FORAGING GUIDE
Salmonberry
Rubus spectabilis
WORDS LEIGH JOSEPH
ARTWORK VALERIE RAYNARD
Squamish Language: yetwán (berry), yetwánaý (salmonberry bush)
Range: Found growing in abundance along the coast from Alaska through British Columbia and as far south
as Oregon.
Habitat: Found growing in moist to wet conditions in both forest habitat and shaded swamps. Can be found
growing along stream banks as well, and is often found growing in dense thickets.
Parts of plant used: Berries, spring shoots, leaves and bark
S
almonberry is a shrub that can grow as tall as
three metres in height and has papery, brown
bark and small prickles all along the stem. The
leaves have three lobes with toothed leaf margins and
are compound with two lateral leaflets and one larger
terminal leaflet. If you fold down the larger terminal leaflet the remaining leaves look like butterfly wings.
Salmonberry is one of the first botanical gifts
that spring offers. In the early spring the plants send
up succulent new shoots that can be picked, peeled
and eaten fresh. The spring shoots have been harvested and eaten as a spring green by First Nations
in the Pacific Northwest for thousands of years.
My home community of Skwxwú7mesh Úxwumixw
(Squamish Nation, Canada) holds these shoots in
high regard. The Skwxwú7mesh name for the shoots
is stsá7tskaý pronounced saskay. My father told me
once that he remembered picking these as a young
boy. He said he would pick them when they were
still tender and easy to bend, like a licorice, and then
peel them on the spot and eat them as he played
and walked in the forest.
The beautiful, papery, pink blooms of the salmonberry bush are one of the first splashes of color
to grace the forests of the Pacific Northwest in the
spring.
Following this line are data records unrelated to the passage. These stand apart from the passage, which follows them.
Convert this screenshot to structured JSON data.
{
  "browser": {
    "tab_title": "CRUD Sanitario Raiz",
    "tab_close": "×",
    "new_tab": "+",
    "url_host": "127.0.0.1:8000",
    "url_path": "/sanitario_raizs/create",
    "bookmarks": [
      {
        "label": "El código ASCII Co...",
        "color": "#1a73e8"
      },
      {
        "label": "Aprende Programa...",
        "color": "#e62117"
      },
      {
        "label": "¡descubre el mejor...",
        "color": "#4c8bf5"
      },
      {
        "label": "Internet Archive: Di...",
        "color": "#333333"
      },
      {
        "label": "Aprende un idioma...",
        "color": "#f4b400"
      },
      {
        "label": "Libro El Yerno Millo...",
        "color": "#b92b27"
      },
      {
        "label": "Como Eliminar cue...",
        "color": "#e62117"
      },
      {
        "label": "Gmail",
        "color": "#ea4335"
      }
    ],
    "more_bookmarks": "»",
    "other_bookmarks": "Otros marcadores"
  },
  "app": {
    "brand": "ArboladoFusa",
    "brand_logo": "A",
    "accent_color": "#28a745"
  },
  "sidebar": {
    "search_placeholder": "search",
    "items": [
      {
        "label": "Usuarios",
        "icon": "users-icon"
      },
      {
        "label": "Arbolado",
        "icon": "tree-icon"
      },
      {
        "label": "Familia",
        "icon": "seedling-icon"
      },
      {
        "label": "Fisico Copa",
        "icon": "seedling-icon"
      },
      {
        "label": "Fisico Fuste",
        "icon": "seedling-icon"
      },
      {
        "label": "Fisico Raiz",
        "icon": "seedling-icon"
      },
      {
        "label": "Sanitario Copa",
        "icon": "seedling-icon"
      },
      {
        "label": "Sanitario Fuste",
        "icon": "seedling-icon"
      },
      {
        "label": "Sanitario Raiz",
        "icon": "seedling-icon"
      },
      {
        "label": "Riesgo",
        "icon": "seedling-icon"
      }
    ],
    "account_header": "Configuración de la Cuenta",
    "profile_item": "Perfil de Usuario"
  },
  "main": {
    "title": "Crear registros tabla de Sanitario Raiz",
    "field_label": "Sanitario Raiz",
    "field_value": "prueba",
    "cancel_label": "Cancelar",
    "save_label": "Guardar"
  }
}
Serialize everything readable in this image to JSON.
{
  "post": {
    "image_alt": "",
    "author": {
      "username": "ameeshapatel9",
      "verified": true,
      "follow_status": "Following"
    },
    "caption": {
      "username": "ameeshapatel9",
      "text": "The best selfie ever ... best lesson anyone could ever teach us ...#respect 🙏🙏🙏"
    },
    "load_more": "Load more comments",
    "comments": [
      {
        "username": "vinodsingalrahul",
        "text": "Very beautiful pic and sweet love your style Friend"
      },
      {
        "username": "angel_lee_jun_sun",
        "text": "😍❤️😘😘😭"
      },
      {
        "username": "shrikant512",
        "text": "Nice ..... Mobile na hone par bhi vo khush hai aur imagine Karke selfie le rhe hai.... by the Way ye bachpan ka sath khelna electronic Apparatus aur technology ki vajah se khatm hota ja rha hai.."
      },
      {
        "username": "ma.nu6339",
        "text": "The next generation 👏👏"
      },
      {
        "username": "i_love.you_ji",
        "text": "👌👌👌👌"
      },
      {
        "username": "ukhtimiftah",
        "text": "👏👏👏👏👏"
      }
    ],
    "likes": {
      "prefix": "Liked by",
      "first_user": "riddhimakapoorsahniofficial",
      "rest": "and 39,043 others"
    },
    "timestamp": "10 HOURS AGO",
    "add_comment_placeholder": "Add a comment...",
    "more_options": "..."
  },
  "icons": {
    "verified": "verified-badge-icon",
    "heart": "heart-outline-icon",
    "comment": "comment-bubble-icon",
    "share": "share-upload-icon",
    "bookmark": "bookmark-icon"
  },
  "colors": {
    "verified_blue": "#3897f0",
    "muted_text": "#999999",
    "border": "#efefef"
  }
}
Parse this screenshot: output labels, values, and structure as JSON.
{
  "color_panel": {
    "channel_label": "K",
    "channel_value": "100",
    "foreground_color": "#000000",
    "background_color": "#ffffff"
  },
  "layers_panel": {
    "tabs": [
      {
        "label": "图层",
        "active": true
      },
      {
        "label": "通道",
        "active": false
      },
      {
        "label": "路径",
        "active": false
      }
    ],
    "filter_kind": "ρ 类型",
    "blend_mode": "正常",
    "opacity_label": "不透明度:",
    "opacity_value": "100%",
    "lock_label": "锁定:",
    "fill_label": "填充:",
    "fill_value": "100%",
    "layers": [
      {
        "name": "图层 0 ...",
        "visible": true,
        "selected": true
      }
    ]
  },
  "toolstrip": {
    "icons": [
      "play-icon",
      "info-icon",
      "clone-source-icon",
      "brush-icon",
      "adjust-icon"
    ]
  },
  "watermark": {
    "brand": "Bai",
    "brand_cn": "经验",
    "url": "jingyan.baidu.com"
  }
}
These lovely flowers can be harvested and
used as decoration for desserts. The leaves and bark
have astringent qualities and can be thoroughly dried
and used as a tea to treat diarrhea. It is important to
ensure the leaves are dried completely as the wilted
leaves can be mildly toxic.
The delicious, juicy berries can be eaten fresh
from early to late summer depending on where in the
geographic range of the species you are harvesting
them. The berries range in color from yellow or orange
to red. Some suggest that the appearance and color of
the berries resembles salmon roe and that this may be
where the common name originates. The berries are
very juicy and for this reason were most often eaten
fresh by indigenous peoples or blended in with other
drier berries to make dried fruit cakes.
The Skwxwú7mesh people believed that the
song of the Swainson’s thrush ripened the salmonberries on the bush.